Walpole’s humanistic interests included extensive letter writing, garden theory and design, architecture, art history, fiction, and publishing. The extent of his endeavors makes him an important figure in 18th-c. studies. For example, his Works (5 vols., 1798) runs to two thousand pages; at his death, he left four thousand unpublished letters, memoirs, and journals totaling approximately three million words. The magnificent Yale edition of his works runs to forty-eight volumes.
It is a curiosity of the 18th c. that Walpole’s architecture and literature were clearly intertwined. In 1747, Walpole purchased a small Twickenham estate that he renamed Strawberry Hill. Here, he began his career as gardener and then, by 1750, architect. Walpole shocked even some of his contemporaries when he chose the Gothic style for his new home. This ornate style had, however, already begun to enjoy a resurgence in popularity among both preservationists and the ministry. As Walpole moved into Gothic architecture, he was about to immortalize himself as author of the first English GOTHIC NOVEL. When the first phase of Strawberry Hill was complete, the house became a tourist attraction well known for its towers, turrets, cloisters, long corridors, etc.

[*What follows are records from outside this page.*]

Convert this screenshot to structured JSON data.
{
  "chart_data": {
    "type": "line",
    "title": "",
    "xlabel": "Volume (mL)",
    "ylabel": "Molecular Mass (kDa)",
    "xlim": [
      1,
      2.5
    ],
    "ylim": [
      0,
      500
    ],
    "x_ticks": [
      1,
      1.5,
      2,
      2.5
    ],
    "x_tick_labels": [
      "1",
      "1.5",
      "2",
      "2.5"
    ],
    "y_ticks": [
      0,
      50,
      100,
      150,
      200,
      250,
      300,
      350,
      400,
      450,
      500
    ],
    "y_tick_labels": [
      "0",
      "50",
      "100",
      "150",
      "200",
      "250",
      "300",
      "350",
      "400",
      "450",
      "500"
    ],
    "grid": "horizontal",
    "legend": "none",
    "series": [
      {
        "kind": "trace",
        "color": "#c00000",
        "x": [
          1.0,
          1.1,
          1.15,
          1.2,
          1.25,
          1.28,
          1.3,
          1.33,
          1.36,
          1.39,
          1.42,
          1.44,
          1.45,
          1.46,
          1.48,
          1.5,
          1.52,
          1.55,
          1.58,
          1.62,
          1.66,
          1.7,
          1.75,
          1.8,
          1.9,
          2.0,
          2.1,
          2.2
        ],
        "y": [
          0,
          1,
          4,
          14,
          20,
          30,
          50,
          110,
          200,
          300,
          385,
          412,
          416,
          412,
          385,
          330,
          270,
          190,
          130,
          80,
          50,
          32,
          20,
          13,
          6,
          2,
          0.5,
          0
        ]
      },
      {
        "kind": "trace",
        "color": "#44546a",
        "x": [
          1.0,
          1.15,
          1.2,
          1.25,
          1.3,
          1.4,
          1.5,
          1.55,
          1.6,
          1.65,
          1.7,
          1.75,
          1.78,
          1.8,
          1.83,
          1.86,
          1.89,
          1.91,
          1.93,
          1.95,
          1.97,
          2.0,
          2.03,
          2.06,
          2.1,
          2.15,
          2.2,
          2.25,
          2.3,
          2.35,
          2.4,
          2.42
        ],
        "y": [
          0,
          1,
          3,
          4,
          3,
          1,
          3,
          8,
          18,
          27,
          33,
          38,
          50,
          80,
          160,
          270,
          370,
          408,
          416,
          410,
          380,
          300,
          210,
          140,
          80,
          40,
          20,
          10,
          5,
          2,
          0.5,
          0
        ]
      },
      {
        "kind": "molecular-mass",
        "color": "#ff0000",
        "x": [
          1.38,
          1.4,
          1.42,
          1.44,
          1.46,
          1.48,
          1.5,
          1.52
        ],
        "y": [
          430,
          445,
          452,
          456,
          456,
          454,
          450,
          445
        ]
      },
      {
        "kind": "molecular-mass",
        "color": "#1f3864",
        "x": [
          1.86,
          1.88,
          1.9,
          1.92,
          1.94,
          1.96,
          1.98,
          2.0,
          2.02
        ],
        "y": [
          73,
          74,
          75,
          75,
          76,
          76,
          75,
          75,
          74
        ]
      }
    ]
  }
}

Walpole stated in the second preface to Castle of Otranto that he originally sought to meld the ancient with the modern in his 1765 ROMANCE. It was his wish to revive, in briefer form, the French romance and yet avoid using the commonplace in his fiction. What Walpole hybridized typifies the revolt against the rationalistic creed of Samuel RICHARDSON and Henry FIELDING and may well have begun the Romantic revival in England. Walpole’s knowledge of medieval architecture greatly enriched the terror he created in the romance. Underground passages, courtyards, long hallways, etc. added a nightmare maze to the stagecraft of the narrative. The tension in the Gothic is, more often than not, between past and present, with the novel opening in Naples in 1095 and running to ca. 1243. Strawberry Hill and Trinity College, Cambridge, are the inspiration for the architectural centerpiece in the novel.
To historians, Walpole remains linked to the creation and evolution of the English Gothic romance, to studies in art and architecture, and to epistolary writing. As an 18th-c. gentleman, he is a major exponent of the cultivated humanism that produced him.